例えば、区役所は、福祉事務所、保険年金、戸籍、災害対策などです。それから警察は、防犯、交通安全などで関係があります。防犯は、救急とか火災の関係です。保健所は健康を扱っております。そして、委員長会の結果は、各小学校区へ持ち帰るわけです。
小学校区の中では、各自治会長さん全員と、例えばPTA、保健委員会、消防団、老人クラブ、子供会、それから体育委員会とか交通安全審議会、そういった各団体の長が一堂に会します。そこで、区から与えられたテーマについて協議しております。こういうことを必ず月に1回やっております。
私どもは、そういった場を利用して、行政相談のチラシを配り、行政相談週間の行事等をPRしているわけです。それから、最近一番多い相談は何かといいますと、いわゆる環境問題です。名古屋市の場合、藤前干潟の埋め立ての問題がございまして、ゴミ問題が一番大きな問題になっております。もう一つは、今の少子高齢化の中で介護保険制度の問題です。この2点がここ1、2年の間の相談件数の一番多いものでございます。

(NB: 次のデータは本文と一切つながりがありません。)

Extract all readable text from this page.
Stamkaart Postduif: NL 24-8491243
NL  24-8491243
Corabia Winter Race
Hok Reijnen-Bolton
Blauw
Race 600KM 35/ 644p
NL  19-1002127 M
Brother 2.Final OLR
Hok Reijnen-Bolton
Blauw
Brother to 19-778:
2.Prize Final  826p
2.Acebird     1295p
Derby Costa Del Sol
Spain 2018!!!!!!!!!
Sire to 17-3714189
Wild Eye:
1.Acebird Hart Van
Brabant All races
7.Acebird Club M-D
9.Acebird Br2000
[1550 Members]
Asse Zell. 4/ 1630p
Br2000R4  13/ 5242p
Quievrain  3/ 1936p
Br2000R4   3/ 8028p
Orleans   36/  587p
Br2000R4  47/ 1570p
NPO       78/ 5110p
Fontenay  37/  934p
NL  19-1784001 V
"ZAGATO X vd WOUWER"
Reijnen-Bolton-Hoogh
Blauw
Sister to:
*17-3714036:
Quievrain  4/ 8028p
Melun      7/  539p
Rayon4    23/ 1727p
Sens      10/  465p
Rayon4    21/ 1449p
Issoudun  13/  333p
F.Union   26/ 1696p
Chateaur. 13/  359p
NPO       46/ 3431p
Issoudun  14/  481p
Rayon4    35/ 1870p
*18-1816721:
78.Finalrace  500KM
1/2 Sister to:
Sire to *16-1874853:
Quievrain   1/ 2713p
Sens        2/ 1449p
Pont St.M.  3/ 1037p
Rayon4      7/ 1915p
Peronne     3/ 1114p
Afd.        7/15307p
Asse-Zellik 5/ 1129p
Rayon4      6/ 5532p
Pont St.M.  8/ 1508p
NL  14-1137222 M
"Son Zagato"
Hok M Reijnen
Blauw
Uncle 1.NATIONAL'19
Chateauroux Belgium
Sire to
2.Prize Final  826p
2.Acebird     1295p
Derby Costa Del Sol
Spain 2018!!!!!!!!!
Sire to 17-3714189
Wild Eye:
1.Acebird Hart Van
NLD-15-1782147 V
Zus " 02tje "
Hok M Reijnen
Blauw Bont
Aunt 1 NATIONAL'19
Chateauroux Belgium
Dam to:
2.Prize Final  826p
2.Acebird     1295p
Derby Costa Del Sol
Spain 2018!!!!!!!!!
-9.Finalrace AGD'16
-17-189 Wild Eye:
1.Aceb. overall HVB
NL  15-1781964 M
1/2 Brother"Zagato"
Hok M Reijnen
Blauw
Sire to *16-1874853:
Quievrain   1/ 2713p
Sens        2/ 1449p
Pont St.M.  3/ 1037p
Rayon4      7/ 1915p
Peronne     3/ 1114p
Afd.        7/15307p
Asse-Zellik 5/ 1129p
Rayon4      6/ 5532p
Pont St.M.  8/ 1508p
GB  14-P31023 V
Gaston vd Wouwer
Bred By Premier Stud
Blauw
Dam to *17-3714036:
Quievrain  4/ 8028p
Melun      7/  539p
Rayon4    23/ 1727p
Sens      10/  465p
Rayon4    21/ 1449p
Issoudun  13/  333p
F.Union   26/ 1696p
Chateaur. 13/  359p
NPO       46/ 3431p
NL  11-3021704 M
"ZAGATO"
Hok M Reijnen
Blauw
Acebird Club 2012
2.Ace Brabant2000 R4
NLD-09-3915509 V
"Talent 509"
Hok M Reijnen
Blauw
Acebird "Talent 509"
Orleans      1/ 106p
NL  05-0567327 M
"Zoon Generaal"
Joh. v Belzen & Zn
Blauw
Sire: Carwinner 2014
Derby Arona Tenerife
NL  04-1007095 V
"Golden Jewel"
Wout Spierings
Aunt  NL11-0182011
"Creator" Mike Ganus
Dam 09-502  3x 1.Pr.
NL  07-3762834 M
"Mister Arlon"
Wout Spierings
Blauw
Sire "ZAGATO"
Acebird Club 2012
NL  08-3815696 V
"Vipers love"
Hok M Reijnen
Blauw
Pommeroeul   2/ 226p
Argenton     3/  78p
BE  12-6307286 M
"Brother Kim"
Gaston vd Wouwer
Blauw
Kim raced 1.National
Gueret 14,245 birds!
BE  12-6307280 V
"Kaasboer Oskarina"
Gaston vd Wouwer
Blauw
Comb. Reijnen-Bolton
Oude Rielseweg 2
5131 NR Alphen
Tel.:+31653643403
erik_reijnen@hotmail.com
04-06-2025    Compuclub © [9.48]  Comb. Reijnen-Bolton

オースティン氏:これまでのお話をうかがって関心を持ちました点は、行政相談委員の方と行政監察局との関係ということです。行政相談委員の方たちは非常に活発に地域の数々の問題について、日々、解決に向けて活動しておられまして、区役所なり、その地域の役所との関係を保ちながら仕事をしておられると思います。そして、行政監察局の場合は、その地方のお役所では十分に対応できないようなことについて関わっているように思います。
行政相談委員の皆様は、その地域の役所と協力しながら、その地域の問題に対処しておられると思いますが、自治体のオンブズマンとの間にギャップがあるのではないでしょうか。これは、ご質問ではなく、これまでのお話を伺って、そういう感想を持ちましたということです。
安井委員:話がちょっと別になりますけれども、私は、中学校の「心の教室相談員」もお引き受けしております。それで、登校拒否とか学級崩壊とかいろいろな問題が今さかんに言われておるわけでございますけれども、オランダの方では、どのようになっているのでしょうか。国の状況によって違うかも分かりませんけれども、その辺の状況を一つ聞かさせていただきたいと思います。
オースティン氏:今のご質問につきましては、残念ながら、私はナショナル・オンブズマンとしてそういった学校関連の苦情といいますか、そういうものを直接扱っておりませんので、あまりお答えするようなお話はございません。
ただ、ここ10年から20年の間に、オランダで非常に顕著になってきた問題としましては、移民の増加ということがあります。ご存じのように、いろいろな地域から難民として入ってくる方たちが多くなっておりまして、特に、アムステルダムのような大都市においては、移民の方たちと、昔から住んでいる住民たちがなじまないという問題が起こっております。